Komünizmi milliyetçilik ve din durdurabilir, diyen de Atsız’dır.

Atsız, Müslümanlığı “millî enerji ve savunma kaynağı” olarak görmüştür. Mustafa Kemal Atatürk’ün çevresinde yer alan birtakım aydınların Hristiyanlığı bile teklif ettiklerini belirtir:

“Komünizm ya milliyetçilikle, ya da dinle durdurulabilirdi. Bunların ikisini birden kullanmak şüphesiz daha akıllıca olurdu.

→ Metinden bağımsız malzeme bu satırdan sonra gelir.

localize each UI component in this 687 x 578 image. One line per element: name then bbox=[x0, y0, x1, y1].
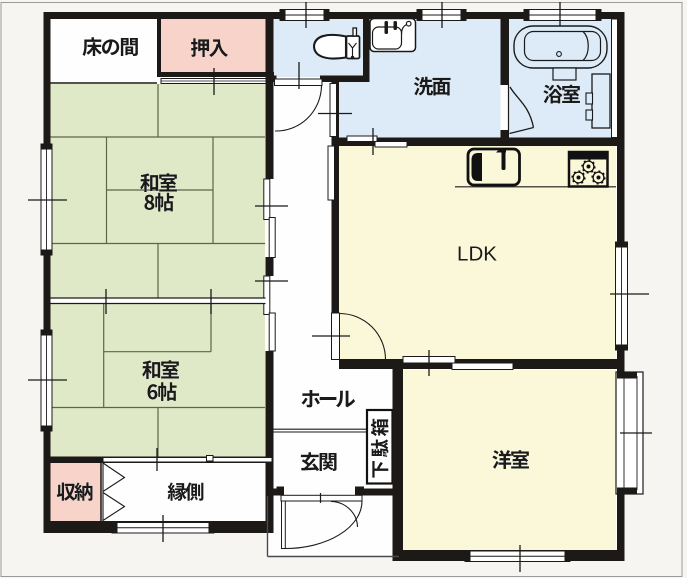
svg-text:LDK: LDK bbox=[457, 243, 497, 266]
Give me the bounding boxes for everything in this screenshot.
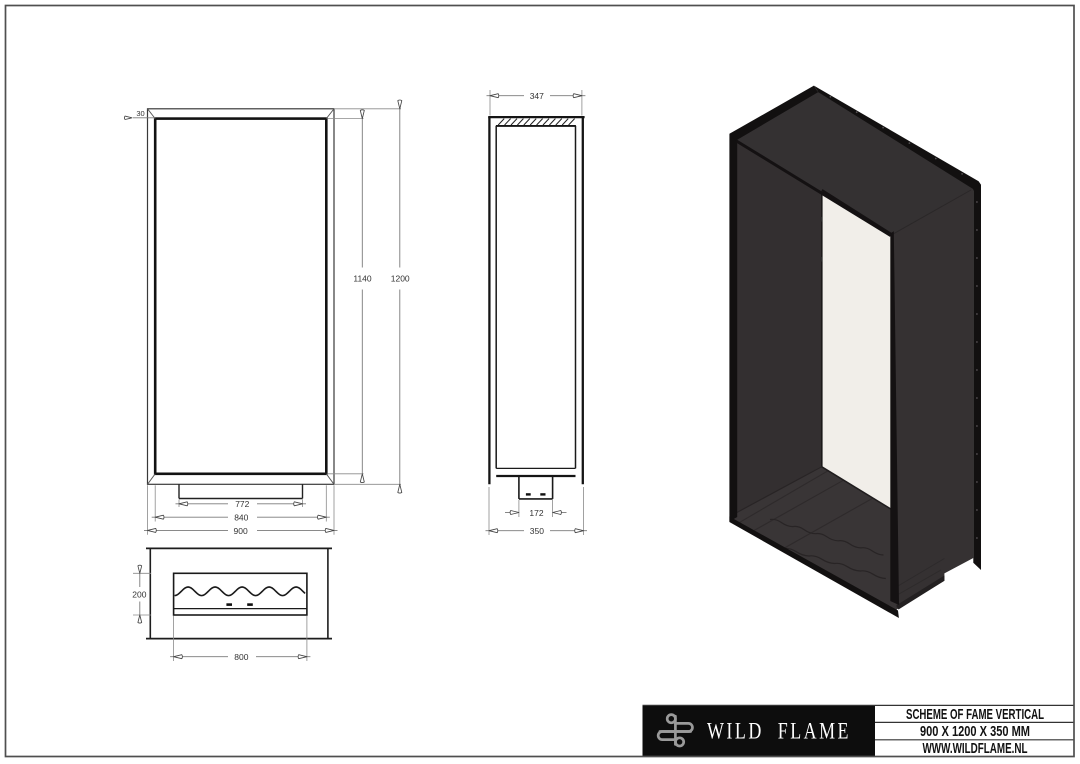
svg-text:WILD FLAME: WILD FLAME (707, 719, 851, 744)
svg-text:900: 900 (234, 526, 248, 536)
svg-text:1200: 1200 (391, 274, 410, 284)
svg-text:200: 200 (132, 589, 146, 599)
svg-text:347: 347 (530, 91, 544, 101)
svg-text:30: 30 (136, 109, 144, 118)
svg-text:SCHEME OF FAME VERTICAL: SCHEME OF FAME VERTICAL (906, 706, 1044, 723)
svg-text:800: 800 (234, 652, 248, 662)
svg-text:840: 840 (234, 513, 248, 523)
svg-text:1140: 1140 (353, 274, 372, 284)
svg-text:WWW.WILDFLAME.NL: WWW.WILDFLAME.NL (923, 740, 1028, 757)
svg-text:772: 772 (235, 499, 249, 509)
svg-text:172: 172 (529, 508, 543, 518)
svg-text:350: 350 (530, 526, 544, 536)
svg-text:900 X 1200 X 350 MM: 900 X 1200 X 350 MM (920, 723, 1030, 740)
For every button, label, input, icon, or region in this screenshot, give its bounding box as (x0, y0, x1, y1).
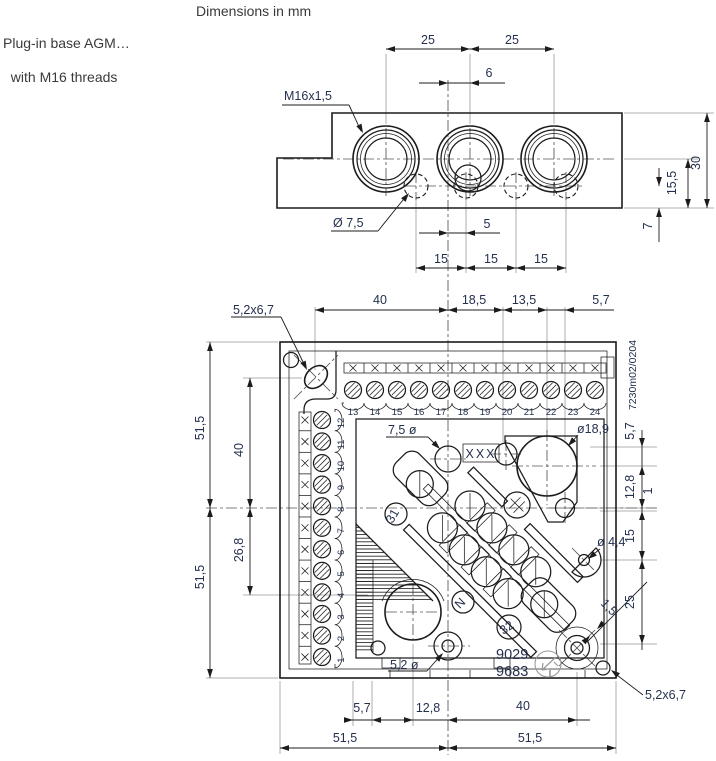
keying-symbol-icon (504, 492, 530, 518)
contact-band (366, 426, 601, 661)
terminal-number: 3 (336, 614, 347, 619)
dim-label: 15 (434, 252, 448, 266)
slot-callout-bottom: 5,2x6,7 (645, 688, 686, 702)
hole-52-callout: 5,2 ø (390, 658, 419, 672)
terminal-number: 24 (590, 407, 601, 418)
hole-75-bottom-callout: 7,5 ø (388, 423, 417, 437)
dim-label: 51,5 (333, 731, 357, 745)
drawing-page: Dimensions in mm Plug-in base AGM… with … (0, 0, 716, 761)
dim-label: 12,8 (416, 701, 440, 715)
dim-label: 40 (373, 293, 387, 307)
stamp-icon (535, 651, 561, 677)
terminal-number: 16 (414, 407, 425, 418)
terminal-number: 20 (502, 407, 513, 418)
hole-189-callout: ø18,9 (577, 422, 609, 436)
terminal-number: 18 (458, 407, 469, 418)
dim-label: 5,7 (592, 293, 609, 307)
dim-label: 7 (641, 222, 655, 229)
dim-label: 1 (641, 487, 655, 494)
thread-label: M16x1,5 (284, 89, 332, 103)
terminal-number: 10 (336, 461, 347, 472)
hole-75-callout: Ø 7,5 (333, 216, 364, 230)
terminal-number: 22 (546, 407, 557, 418)
dim-label: 5 (484, 217, 491, 231)
hole-44-callout: ø 4,4 (597, 535, 626, 549)
terminal-number: 15 (392, 407, 403, 418)
dim-label: 26,8 (232, 538, 246, 562)
dim-label: 51,5 (193, 416, 207, 440)
terminal-number: 5 (336, 571, 347, 576)
dim-label: 15 (484, 252, 498, 266)
marking-label: XXX (465, 447, 496, 461)
terminal-number: 11 (336, 440, 347, 450)
dim-label: 6 (486, 66, 493, 80)
terminal-number: 21 (524, 407, 535, 418)
terminal-number: 12 (336, 418, 347, 429)
dim-label: 51,5 (518, 731, 542, 745)
top-view (277, 113, 622, 208)
terminal-number: 13 (348, 407, 359, 418)
terminal-number: 2 (336, 636, 347, 641)
terminal-number: 6 (336, 550, 347, 555)
terminal-number: 14 (370, 407, 381, 418)
code-line: 9683 (496, 664, 528, 680)
dim-label: 15 (534, 252, 548, 266)
dim-label: 12,8 (623, 475, 637, 499)
terminal-number: 4 (336, 593, 347, 598)
dim-label: 40 (232, 443, 246, 457)
terminal-number: 8 (336, 507, 347, 512)
dim-label: 13,5 (512, 293, 536, 307)
terminal-number: 19 (480, 407, 491, 418)
dim-label: 25 (505, 33, 519, 47)
dim-label: 5,7 (353, 701, 370, 715)
dim-label: 40 (516, 699, 530, 713)
dim-label: 25 (421, 33, 435, 47)
slot-callout-top: 5,2x6,7 (233, 303, 274, 317)
dim-label: 51,5 (193, 565, 207, 589)
terminal-number: 23 (568, 407, 579, 418)
technical-drawing: 131415161718192021222324121110987654321X… (0, 0, 716, 761)
terminal-number: 1 (336, 657, 347, 662)
terminal-number: 7 (336, 528, 347, 533)
dim-label: 5,7 (623, 422, 637, 439)
terminal-number: 9 (336, 485, 347, 490)
dim-label: 15,5 (665, 171, 679, 195)
dim-label: 18,5 (462, 293, 486, 307)
dim-label: 25 (623, 595, 637, 609)
dim-label: 30 (689, 156, 703, 170)
doc-number: 7230m02/0204 (627, 340, 639, 410)
terminal-number: 17 (436, 407, 447, 418)
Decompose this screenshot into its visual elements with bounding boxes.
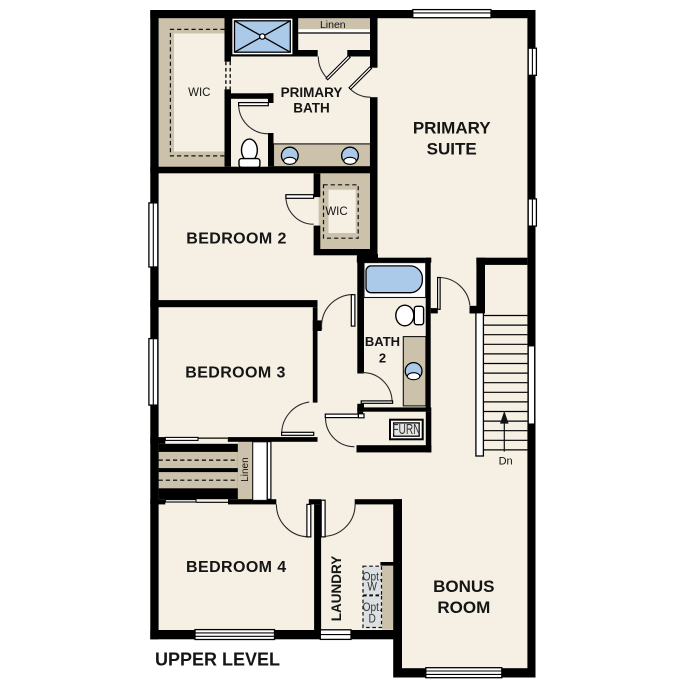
svg-text:Linen: Linen: [240, 457, 251, 481]
svg-text:SUITE: SUITE: [427, 140, 477, 159]
svg-text:W: W: [367, 581, 377, 594]
svg-text:PRIMARY: PRIMARY: [413, 119, 491, 138]
svg-text:BATH: BATH: [293, 101, 330, 116]
svg-text:BATH: BATH: [365, 334, 400, 349]
svg-text:BEDROOM 3: BEDROOM 3: [185, 364, 286, 381]
svg-text:Linen: Linen: [320, 19, 346, 31]
svg-text:WIC: WIC: [188, 87, 210, 99]
svg-text:2: 2: [379, 350, 386, 365]
svg-text:FURN: FURN: [392, 420, 420, 438]
svg-text:BEDROOM 4: BEDROOM 4: [186, 559, 287, 576]
svg-text:UPPER LEVEL: UPPER LEVEL: [155, 649, 280, 669]
svg-text:BONUS: BONUS: [433, 577, 494, 596]
svg-text:ROOM: ROOM: [437, 598, 490, 617]
svg-text:BEDROOM 2: BEDROOM 2: [186, 230, 287, 247]
svg-text:PRIMARY: PRIMARY: [281, 85, 343, 100]
svg-text:Dn: Dn: [499, 455, 513, 467]
svg-text:D: D: [369, 613, 376, 626]
svg-text:LAUNDRY: LAUNDRY: [329, 556, 344, 622]
svg-text:WIC: WIC: [325, 206, 347, 218]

Bizim milliyetçiliğimiz Türkçülüktü. Fakat Halk Partisi, altı oktan biri milliyetçilik olduğu halde nedense ‘Türkçülük’ten ürküyordu. Bu yüzden Türk Ocakları kapatılmıştı. Halk Partisi’nin kendisine göre acayip bir milliyetçiliği vardı.

Din ise halkın ruhuna işlemiş bir kuvvet olmak bakımından büyük bir millî enerji ve savunma kaynağı olabilirdi. Fakat Halk Partisi laiklik ilan etmiş olduğundan kendisini tamamıyla dinin dışında, hatta dinsiz hissediyordu.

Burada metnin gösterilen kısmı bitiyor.